In this phase, you'll have simple exercises for each individual part of the hip and groin that focus on gentle stimulation of the moving parts. The exercises are typically performed with a minimal load on your muscles. It is normal to experience a little soreness or pain in the hip and groin during and after the exercises, but the pain should not increase from day to day.
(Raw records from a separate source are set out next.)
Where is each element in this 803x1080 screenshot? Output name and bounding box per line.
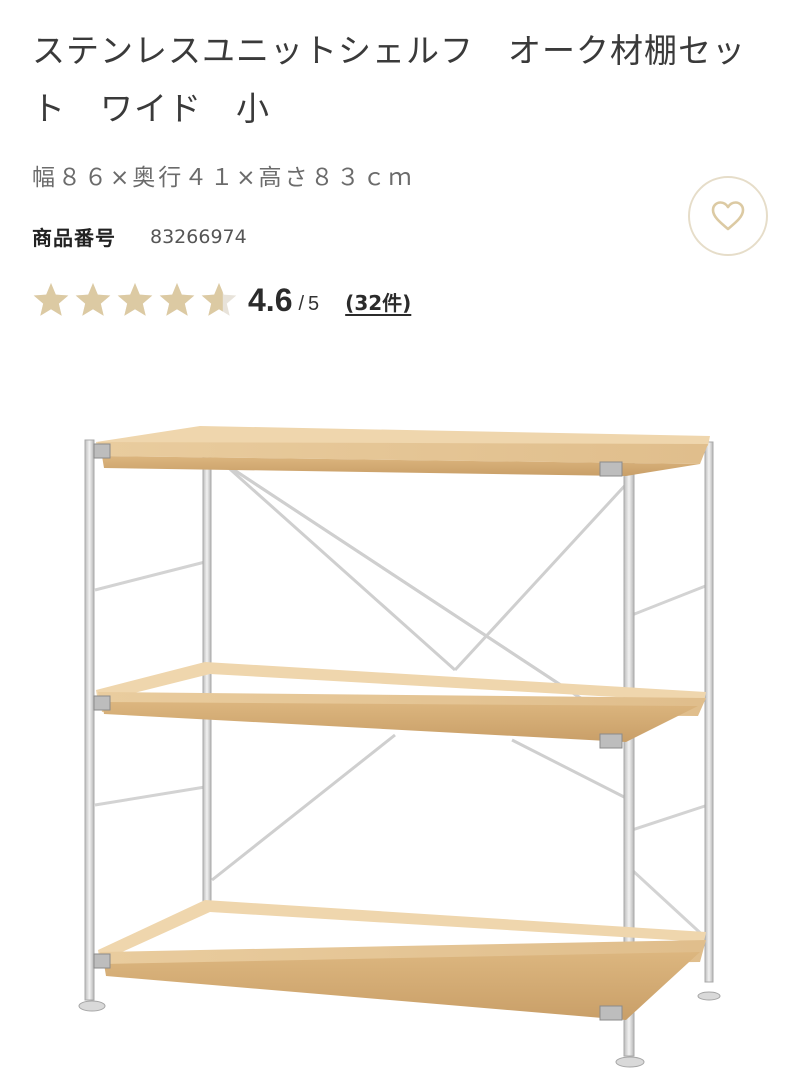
rating-score: 4.6 <box>248 281 293 318</box>
heart-icon <box>711 201 745 231</box>
rating: 4.6 /5 (32件) <box>32 276 411 324</box>
product-title: ステンレスユニットシェルフ オーク材棚セット ワイド 小 <box>32 31 746 128</box>
product-number: 商品番号 83266974 <box>32 222 247 251</box>
product-image <box>78 426 721 1068</box>
favorite-button[interactable] <box>688 176 768 256</box>
review-count-link[interactable]: (32件) <box>345 287 411 316</box>
product-number-label: 商品番号 <box>32 226 116 250</box>
star-icon <box>33 283 69 316</box>
rating-slash: / <box>298 292 305 315</box>
rating-stars <box>32 281 242 319</box>
rating-max: /5 <box>298 293 319 316</box>
rating-max-value: 5 <box>308 292 320 315</box>
product-dimensions: 幅８６×奥行４１×高さ８３ｃｍ <box>32 165 415 191</box>
star-icon <box>201 283 237 316</box>
star-icon <box>159 283 195 316</box>
star-icon <box>117 283 153 316</box>
star-icon <box>75 283 111 316</box>
product-number-value: 83266974 <box>150 225 247 248</box>
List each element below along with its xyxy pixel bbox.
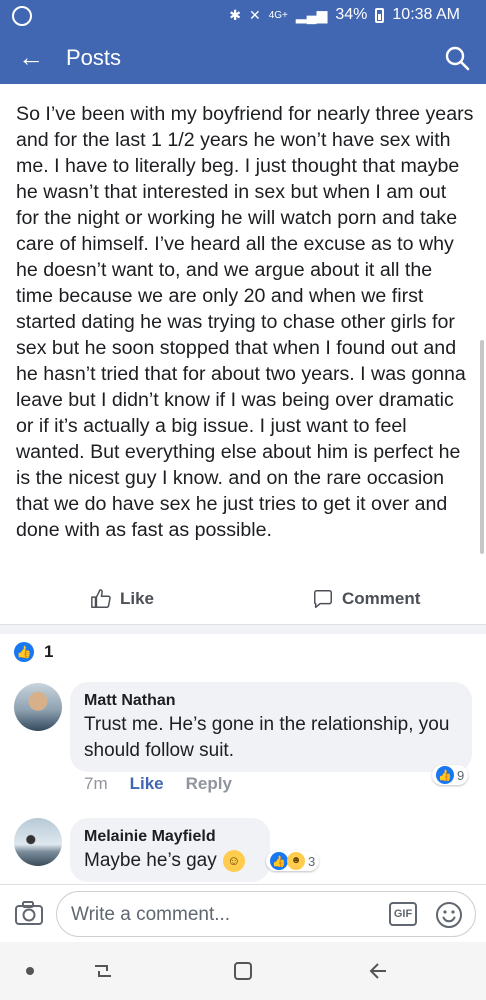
back-icon[interactable]: [366, 958, 392, 984]
comment-bubble: Melainie Mayfield Maybe he’s gay ☺: [70, 818, 270, 882]
comment-label: Comment: [342, 589, 421, 608]
battery-percent: 34%: [335, 6, 368, 23]
commenter-name[interactable]: Matt Nathan: [84, 690, 458, 712]
like-label: Like: [120, 589, 155, 608]
status-icons: ✱ ✕ 4G+ ▂▄▆ 34% 10:38 AM: [229, 6, 460, 24]
nav-dot-icon[interactable]: [26, 967, 34, 975]
camera-icon[interactable]: [14, 900, 44, 926]
reactions-summary[interactable]: 👍 1: [14, 642, 53, 662]
gif-button[interactable]: GIF: [389, 902, 417, 926]
emoji-picker-icon[interactable]: [435, 901, 463, 929]
commenter-name[interactable]: Melainie Mayfield: [84, 826, 256, 848]
system-nav-bar: [0, 942, 486, 1000]
comment-text: Trust me. He’s gone in the relationship,…: [84, 714, 450, 761]
like-reaction-icon: 👍: [436, 766, 454, 784]
avatar[interactable]: [14, 683, 62, 731]
comment-reactions[interactable]: 👍 9: [432, 765, 469, 785]
comment-input-placeholder: Write a comment...: [71, 904, 231, 925]
comment-reaction-count: 9: [457, 767, 465, 783]
page-title: Posts: [66, 45, 122, 70]
clock: 10:38 AM: [392, 6, 460, 23]
comment-composer: Write a comment... GIF: [0, 884, 486, 942]
post-body: So I’ve been with my boyfriend for nearl…: [16, 103, 474, 541]
network-type: 4G+: [268, 9, 288, 21]
mute-icon: ✕: [248, 6, 261, 23]
post-actions: Like Comment: [0, 582, 486, 622]
section-divider: [0, 624, 486, 634]
app-bar: ← Posts: [0, 32, 486, 84]
comment-reaction-count: 3: [308, 853, 316, 869]
haha-reaction-icon: ☻: [287, 852, 305, 870]
comment-bubble: Matt Nathan Trust me. He’s gone in the r…: [70, 682, 472, 772]
recent-apps-icon[interactable]: [90, 958, 116, 984]
bluetooth-icon: ✱: [229, 6, 241, 23]
comment-reply-button[interactable]: Reply: [186, 774, 232, 794]
search-icon[interactable]: [444, 45, 470, 71]
grin-emoji-icon: ☺: [222, 850, 245, 872]
comment-like-button[interactable]: Like: [130, 774, 164, 794]
comment-text-row: Maybe he’s gay ☺: [84, 848, 256, 874]
comment-button[interactable]: Comment: [312, 588, 420, 610]
comment-meta: 7m Like Reply: [84, 774, 232, 794]
messenger-notification-icon: [12, 6, 32, 26]
home-icon[interactable]: [230, 958, 256, 984]
signal-icon: ▂▄▆: [295, 6, 328, 23]
back-arrow-icon[interactable]: ←: [18, 43, 44, 71]
comment-text: Maybe he’s gay: [84, 850, 217, 871]
comment-reactions[interactable]: 👍 ☻ 3: [266, 851, 320, 871]
avatar[interactable]: [14, 818, 62, 866]
thumbs-up-icon: [91, 589, 111, 608]
reactions-count: 1: [44, 642, 54, 661]
scrollbar[interactable]: [480, 340, 484, 554]
like-button[interactable]: Like: [90, 588, 154, 610]
like-reaction-icon: 👍: [270, 852, 288, 870]
battery-icon: [375, 7, 385, 23]
comment-bubble-icon: [314, 590, 332, 608]
status-bar: ✱ ✕ 4G+ ▂▄▆ 34% 10:38 AM: [0, 0, 486, 32]
comment-input[interactable]: Write a comment... GIF: [56, 891, 476, 937]
like-reaction-icon: 👍: [14, 642, 34, 662]
comment-time: 7m: [84, 774, 108, 793]
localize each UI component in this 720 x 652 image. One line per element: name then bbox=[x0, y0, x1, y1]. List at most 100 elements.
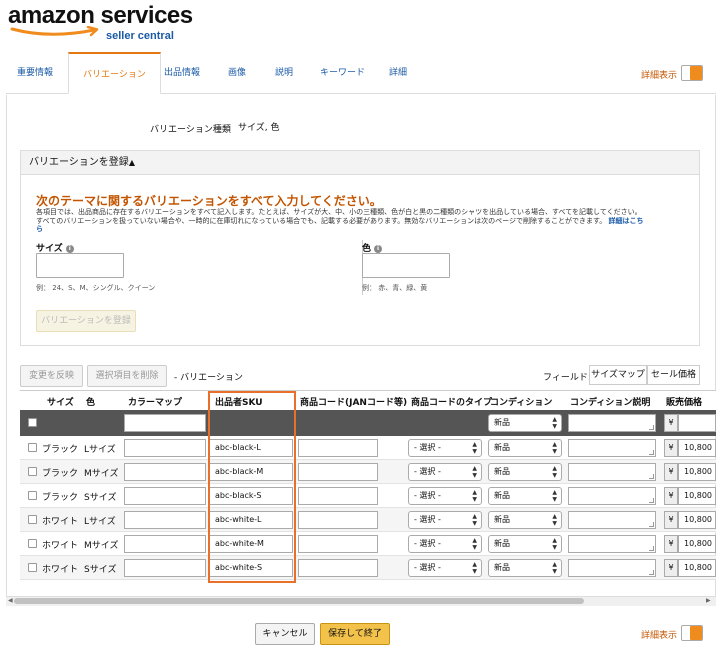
condition-select[interactable]: 新品 ▲ ▼ bbox=[488, 463, 562, 481]
row-checkbox[interactable] bbox=[28, 491, 37, 500]
code-type-select[interactable]: - 選択 - ▲ ▼ bbox=[408, 487, 482, 505]
variation-count-label: - バリエーション bbox=[174, 373, 243, 383]
select-arrows-icon: ▲ ▼ bbox=[552, 561, 557, 575]
row-checkbox[interactable] bbox=[28, 539, 37, 548]
col-price: 販売価格 bbox=[666, 398, 703, 408]
color-map-input[interactable] bbox=[124, 487, 206, 505]
condition-note-input[interactable] bbox=[568, 535, 656, 553]
condition-select[interactable]: 新品 ▲ ▼ bbox=[488, 559, 562, 577]
condition-select[interactable]: 新品 ▲ ▼ bbox=[488, 511, 562, 529]
tab-keywords[interactable]: キーワード bbox=[320, 52, 365, 94]
row-checkbox[interactable] bbox=[28, 563, 37, 572]
size-input[interactable] bbox=[36, 253, 124, 278]
detail-view-label: 詳細表示 bbox=[641, 631, 678, 641]
price-input[interactable]: 10,800 bbox=[678, 439, 716, 457]
product-code-input[interactable] bbox=[298, 463, 378, 481]
sale-price-button[interactable]: セール価格 bbox=[647, 365, 700, 385]
smile-arrow-icon bbox=[10, 26, 99, 37]
price-input[interactable]: 10,800 bbox=[678, 487, 716, 505]
product-code-input[interactable] bbox=[298, 487, 378, 505]
tab-offer[interactable]: 出品情報 bbox=[164, 52, 200, 94]
scroll-left-icon[interactable]: ◀ bbox=[8, 597, 13, 604]
row-color: ホワイト bbox=[42, 517, 79, 527]
info-icon[interactable]: i bbox=[374, 245, 383, 253]
resize-grip-icon bbox=[649, 546, 654, 551]
color-map-input[interactable] bbox=[124, 463, 206, 481]
product-code-input[interactable] bbox=[298, 439, 378, 457]
color-map-input[interactable] bbox=[124, 535, 206, 553]
color-map-input[interactable] bbox=[124, 511, 206, 529]
row-size: Mサイズ bbox=[84, 541, 119, 551]
condition-select[interactable]: 新品 ▲ ▼ bbox=[488, 439, 562, 457]
condition-select[interactable]: 新品 ▲ ▼ bbox=[488, 535, 562, 553]
price-input[interactable]: 10,800 bbox=[678, 511, 716, 529]
product-code-input[interactable] bbox=[298, 511, 378, 529]
tab-bar: 重要情報 バリエーション 出品情報 画像 説明 キーワード 詳細 bbox=[6, 52, 716, 94]
bulk-condition-select[interactable]: 新品 ▲ ▼ bbox=[488, 414, 562, 432]
condition-note-input[interactable] bbox=[568, 439, 656, 457]
select-arrows-icon: ▲ ▼ bbox=[472, 561, 477, 575]
table-row: ブラック Sサイズ abc-black-S - 選択 - ▲ ▼ 新品 ▲ ▼ ¥ 10… bbox=[20, 484, 716, 508]
color-input[interactable] bbox=[362, 253, 450, 278]
code-type-select[interactable]: - 選択 - ▲ ▼ bbox=[408, 463, 482, 481]
condition-note-input[interactable] bbox=[568, 559, 656, 577]
table-row: ブラック Lサイズ abc-black-L - 選択 - ▲ ▼ 新品 ▲ ▼ ¥ 10… bbox=[20, 436, 716, 460]
size-example: 例： 24、S、M、シングル、クイーン bbox=[36, 284, 156, 292]
cancel-button[interactable]: キャンセル bbox=[255, 623, 315, 645]
price-input[interactable]: 10,800 bbox=[678, 559, 716, 577]
code-type-select[interactable]: - 選択 - ▲ ▼ bbox=[408, 511, 482, 529]
amazon-services-logo: amazon services seller central bbox=[8, 2, 208, 42]
row-checkbox[interactable] bbox=[28, 443, 37, 452]
condition-select[interactable]: 新品 ▲ ▼ bbox=[488, 487, 562, 505]
select-all-checkbox[interactable] bbox=[28, 418, 37, 427]
select-arrows-icon: ▲ ▼ bbox=[472, 441, 477, 455]
resize-grip-icon bbox=[649, 425, 654, 430]
select-arrows-icon: ▲ ▼ bbox=[552, 513, 557, 527]
row-color: ブラック bbox=[42, 493, 79, 503]
code-type-select[interactable]: - 選択 - ▲ ▼ bbox=[408, 535, 482, 553]
price-input[interactable]: 10,800 bbox=[678, 535, 716, 553]
row-checkbox[interactable] bbox=[28, 515, 37, 524]
col-color: 色 bbox=[86, 398, 96, 408]
condition-note-input[interactable] bbox=[568, 511, 656, 529]
code-type-select[interactable]: - 選択 - ▲ ▼ bbox=[408, 439, 482, 457]
row-checkbox[interactable] bbox=[28, 467, 37, 476]
color-map-input[interactable] bbox=[124, 559, 206, 577]
info-icon[interactable]: i bbox=[65, 245, 74, 253]
resize-grip-icon bbox=[649, 570, 654, 575]
register-variations-header[interactable]: バリエーションを登録▲ bbox=[21, 151, 699, 175]
bulk-condition-note-input[interactable] bbox=[568, 414, 656, 432]
scrollbar-thumb[interactable] bbox=[14, 598, 584, 604]
tab-description[interactable]: 説明 bbox=[275, 52, 293, 94]
detail-view-toggle[interactable] bbox=[681, 625, 703, 641]
code-type-select[interactable]: - 選択 - ▲ ▼ bbox=[408, 559, 482, 577]
delete-selected-button[interactable]: 選択項目を削除 bbox=[87, 365, 167, 387]
condition-note-input[interactable] bbox=[568, 487, 656, 505]
product-code-input[interactable] bbox=[298, 535, 378, 553]
row-size: Sサイズ bbox=[84, 493, 117, 503]
tab-variations[interactable]: バリエーション bbox=[68, 52, 161, 94]
save-and-finish-button[interactable]: 保存して終了 bbox=[320, 623, 390, 645]
tab-vital-info[interactable]: 重要情報 bbox=[17, 52, 53, 94]
bulk-color-map-input[interactable] bbox=[124, 414, 206, 432]
apply-changes-button[interactable]: 変更を反映 bbox=[20, 365, 83, 387]
select-arrows-icon: ▲ ▼ bbox=[552, 489, 557, 503]
chevron-up-icon: ▲ bbox=[128, 158, 135, 167]
register-variations-button[interactable]: バリエーションを登録 bbox=[36, 310, 136, 332]
tab-more-details[interactable]: 詳細 bbox=[389, 52, 407, 94]
row-color: ブラック bbox=[42, 445, 79, 455]
size-map-button[interactable]: サイズマップ bbox=[589, 365, 647, 385]
row-color: ホワイト bbox=[42, 541, 79, 551]
detail-view-toggle[interactable] bbox=[681, 65, 703, 81]
bulk-price-input[interactable] bbox=[678, 414, 716, 432]
bulk-edit-row: 新品 ▲ ▼ ¥ bbox=[20, 410, 716, 436]
resize-grip-icon bbox=[649, 498, 654, 503]
condition-note-input[interactable] bbox=[568, 463, 656, 481]
price-input[interactable]: 10,800 bbox=[678, 463, 716, 481]
product-code-input[interactable] bbox=[298, 559, 378, 577]
scroll-right-icon[interactable]: ▶ bbox=[706, 597, 711, 604]
tab-images[interactable]: 画像 bbox=[228, 52, 246, 94]
col-product-code: 商品コード(JANコード等) bbox=[300, 398, 408, 408]
select-arrows-icon: ▲ ▼ bbox=[472, 489, 477, 503]
color-map-input[interactable] bbox=[124, 439, 206, 457]
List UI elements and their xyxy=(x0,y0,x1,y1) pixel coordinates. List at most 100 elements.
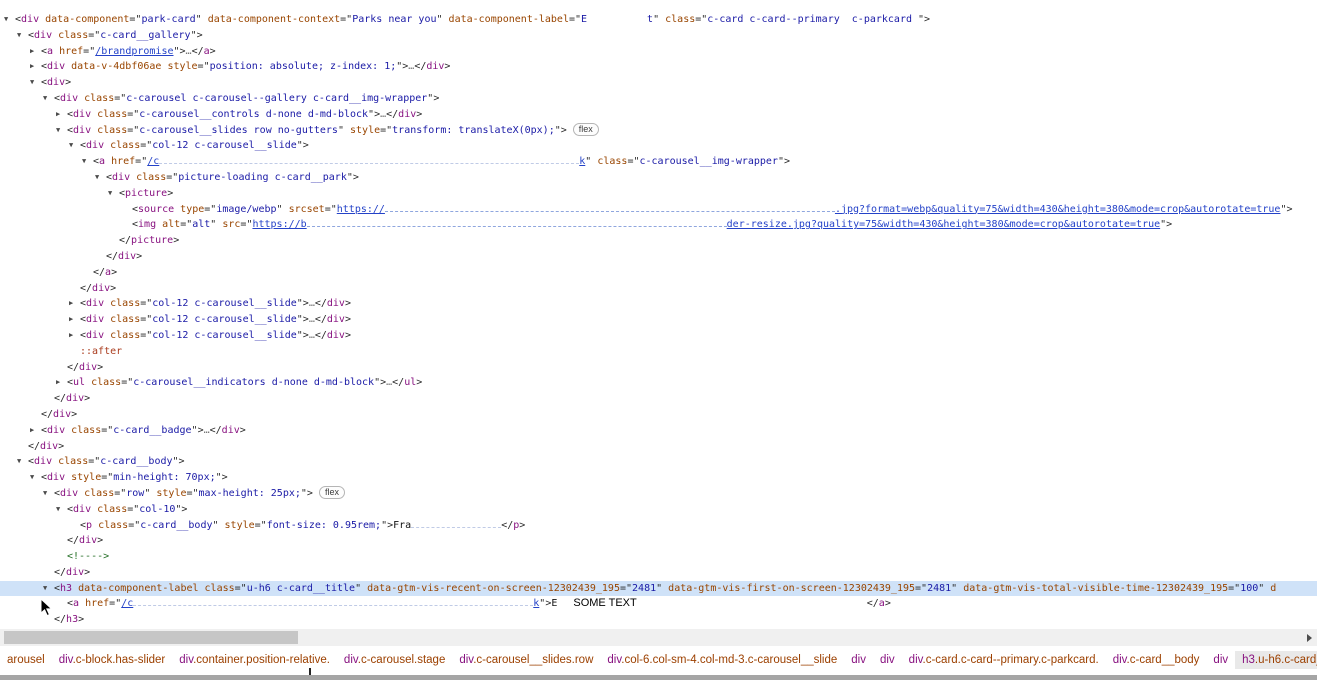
attribute-value: c-carousel__indicators d-none d-md-block xyxy=(133,377,374,388)
expand-arrow-icon[interactable]: ▶ xyxy=(69,312,80,328)
dom-tree-row[interactable]: ▼<div style="min-height: 70px;"> xyxy=(0,470,1317,486)
breadcrumb-item[interactable]: div.c-card.c-card--primary.c-parkcard. xyxy=(902,651,1106,669)
expand-arrow-icon[interactable]: ▶ xyxy=(56,375,67,391)
dom-tree-row[interactable]: ▼<div class="col-10"> xyxy=(0,502,1317,518)
dom-tree-row[interactable]: ▼<div class="c-card__gallery"> xyxy=(0,28,1317,44)
expand-arrow-icon[interactable]: ▶ xyxy=(30,44,41,60)
attribute-link[interactable]: /brandpromise xyxy=(95,46,173,57)
syntax-punctuation: </ xyxy=(67,362,79,373)
dom-tree[interactable]: ▼<div data-component="park-card" data-co… xyxy=(0,0,1317,629)
collapse-arrow-icon[interactable]: ▼ xyxy=(69,138,80,154)
breadcrumb-item[interactable]: div.c-carousel.stage xyxy=(337,651,452,669)
tag-name: source xyxy=(138,204,174,215)
expand-arrow-icon[interactable]: ▶ xyxy=(56,107,67,123)
breadcrumb-item[interactable]: div xyxy=(873,651,902,669)
dom-tree-row[interactable]: ▼<div data-component="park-card" data-co… xyxy=(0,12,1317,28)
attribute-link[interactable]: .jpg?format=webp&quality=75&width=430&he… xyxy=(835,204,1281,215)
dom-tree-row[interactable]: <p class="c-card__body" style="font-size… xyxy=(0,518,1317,534)
dom-tree-row[interactable]: ▼<div class="c-carousel c-carousel--gall… xyxy=(0,91,1317,107)
dom-tree-row[interactable]: </a> xyxy=(0,265,1317,281)
dom-tree-row[interactable]: ::after xyxy=(0,344,1317,360)
breadcrumb-item[interactable]: div.c-card__body xyxy=(1106,651,1207,669)
dom-tree-row[interactable]: </div> xyxy=(0,360,1317,376)
syntax-punctuation: > xyxy=(345,330,351,341)
scrollbar-thumb[interactable] xyxy=(4,631,298,644)
expand-arrow-icon[interactable]: ▶ xyxy=(30,59,41,75)
dom-tree-row[interactable]: ▼<div class="c-carousel__slides row no-g… xyxy=(0,123,1317,139)
attribute-link[interactable]: /c xyxy=(121,598,133,609)
dom-tree-row[interactable]: <img alt="alt" src="https://bder-resize.… xyxy=(0,217,1317,233)
syntax-punctuation: > xyxy=(65,77,71,88)
collapse-arrow-icon[interactable]: ▼ xyxy=(56,123,67,139)
attribute-link[interactable]: https:// xyxy=(337,204,385,215)
collapse-arrow-icon[interactable]: ▼ xyxy=(43,486,54,502)
expand-arrow-icon[interactable]: ▶ xyxy=(69,296,80,312)
flex-badge[interactable]: flex xyxy=(573,123,599,136)
dom-tree-row[interactable]: </div> xyxy=(0,565,1317,581)
collapse-arrow-icon[interactable]: ▼ xyxy=(4,12,15,28)
breadcrumb-item[interactable]: div.c-block.has-slider xyxy=(52,651,173,669)
breadcrumb-item[interactable]: div.container.position-relative. xyxy=(172,651,337,669)
horizontal-scrollbar[interactable] xyxy=(0,629,1317,646)
collapse-arrow-icon[interactable]: ▼ xyxy=(30,470,41,486)
breadcrumb-item[interactable]: div.c-carousel__slides.row xyxy=(452,651,600,669)
attribute-link[interactable]: https://b xyxy=(252,219,306,230)
collapse-arrow-icon[interactable]: ▼ xyxy=(17,28,28,44)
collapse-arrow-icon[interactable]: ▼ xyxy=(108,186,119,202)
dom-tree-row[interactable]: ▶<div class="c-carousel__controls d-none… xyxy=(0,107,1317,123)
attribute-link[interactable]: der-resize.jpg?quality=75&width=430&heig… xyxy=(727,219,1160,230)
dom-tree-row[interactable]: </div> xyxy=(0,533,1317,549)
attribute-value: col-10 xyxy=(139,504,175,515)
dom-tree-row[interactable]: ▼<div class="picture-loading c-card__par… xyxy=(0,170,1317,186)
dom-tree-row[interactable]: ▼<div class="c-card__body"> xyxy=(0,454,1317,470)
syntax-punctuation: =" xyxy=(101,425,113,436)
dom-tree-row[interactable]: </h3> xyxy=(0,612,1317,628)
dom-tree-row[interactable]: ▶<div class="col-12 c-carousel__slide">…… xyxy=(0,328,1317,344)
syntax-punctuation: "> xyxy=(297,140,309,151)
breadcrumb-item-selected[interactable]: h3.u-h6.c-card__title xyxy=(1235,651,1317,669)
dom-tree-row[interactable]: </div> xyxy=(0,407,1317,423)
dom-tree-row[interactable]: ▶<a href="/brandpromise">…</a> xyxy=(0,44,1317,60)
dom-tree-row[interactable]: ▼<div class="col-12 c-carousel__slide"> xyxy=(0,138,1317,154)
collapse-arrow-icon[interactable]: ▼ xyxy=(43,91,54,107)
collapse-arrow-icon[interactable]: ▼ xyxy=(95,170,106,186)
dom-tree-row[interactable]: ▶<div class="col-12 c-carousel__slide">…… xyxy=(0,296,1317,312)
dom-tree-row[interactable]: </div> xyxy=(0,391,1317,407)
dom-tree-row[interactable]: </picture> xyxy=(0,233,1317,249)
dom-tree-row[interactable]: ▼<a href="/ck" class="c-carousel__img-wr… xyxy=(0,154,1317,170)
tag-name: div xyxy=(60,488,78,499)
expand-arrow-icon[interactable]: ▶ xyxy=(69,328,80,344)
attribute-name: class xyxy=(104,314,140,325)
dom-tree-row[interactable]: ▶<ul class="c-carousel__indicators d-non… xyxy=(0,375,1317,391)
dom-tree-row[interactable]: </div> xyxy=(0,249,1317,265)
dom-tree-row[interactable]: </div> xyxy=(0,281,1317,297)
dom-tree-row[interactable]: ▶<div class="col-12 c-carousel__slide">…… xyxy=(0,312,1317,328)
syntax-punctuation: > xyxy=(110,283,116,294)
collapse-arrow-icon[interactable]: ▼ xyxy=(43,581,54,597)
dom-tree-row[interactable]: ▼<div> xyxy=(0,75,1317,91)
dom-tree-row[interactable]: ▼<picture> xyxy=(0,186,1317,202)
attribute-value: col-12 c-carousel__slide xyxy=(152,140,297,151)
dom-tree-row[interactable]: <!----> xyxy=(0,549,1317,565)
attribute-link[interactable]: /c xyxy=(147,156,159,167)
breadcrumb-item[interactable]: div.col-6.col-sm-4.col-md-3.c-carousel__… xyxy=(600,651,844,669)
breadcrumb-item[interactable]: div xyxy=(844,651,873,669)
collapse-arrow-icon[interactable]: ▼ xyxy=(30,75,41,91)
collapse-arrow-icon[interactable]: ▼ xyxy=(56,502,67,518)
dom-tree-row[interactable]: ▼<div class="row" style="max-height: 25p… xyxy=(0,486,1317,502)
dom-tree-row[interactable]: </div> xyxy=(0,439,1317,455)
dom-tree-row[interactable]: <a href="/ck">ESOME TEXT</a> xyxy=(0,596,1317,612)
breadcrumb-item[interactable]: arousel xyxy=(0,651,52,669)
flex-badge[interactable]: flex xyxy=(319,486,345,499)
breadcrumb-item[interactable]: div xyxy=(1206,651,1235,669)
attribute-name: class xyxy=(591,156,627,167)
expand-arrow-icon[interactable]: ▶ xyxy=(30,423,41,439)
syntax-punctuation: =" xyxy=(380,125,392,136)
scrollbar-right-arrow-icon[interactable] xyxy=(1307,634,1312,642)
dom-tree-row-selected[interactable]: ▼<h3 data-component-label class="u-h6 c-… xyxy=(0,581,1317,597)
dom-tree-row[interactable]: <source type="image/webp" srcset="https:… xyxy=(0,202,1317,218)
dom-tree-row[interactable]: ▶<div data-v-4dbf06ae style="position: a… xyxy=(0,59,1317,75)
collapse-arrow-icon[interactable]: ▼ xyxy=(82,154,93,170)
dom-tree-row[interactable]: ▶<div class="c-card__badge">…</div> xyxy=(0,423,1317,439)
collapse-arrow-icon[interactable]: ▼ xyxy=(17,454,28,470)
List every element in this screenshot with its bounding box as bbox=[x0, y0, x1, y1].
Continue performing activities that do not provoke or aggravate your hip and groin pain. You may also perform activities that cause a mild pain, as long as the pain returns to the level it was at prior to the activity within 24 hours. Any activities in your work or spare time that greatly aggravate your hip and groin should be avoided.
You should avoid
Sports with a lot of directional changes like football, badminton, and basketball, running, and other activities that provoke your hip and groin. Also, your hip and groin must not be kept inactive as this may aggravate the pain and limit functionality. You should therefore avoid prolonged sitting positions, sitting in soft sofas, and similar stagnant activities.
Tips to keep you active
An active lifestyle helps to prevent and reduce any muscle/joint pain, including hip and groin pain. In phase 1 you can walk and bike without problems. To avoid locking your hip in the same position for a long time, switch between sitting, standing, and walking.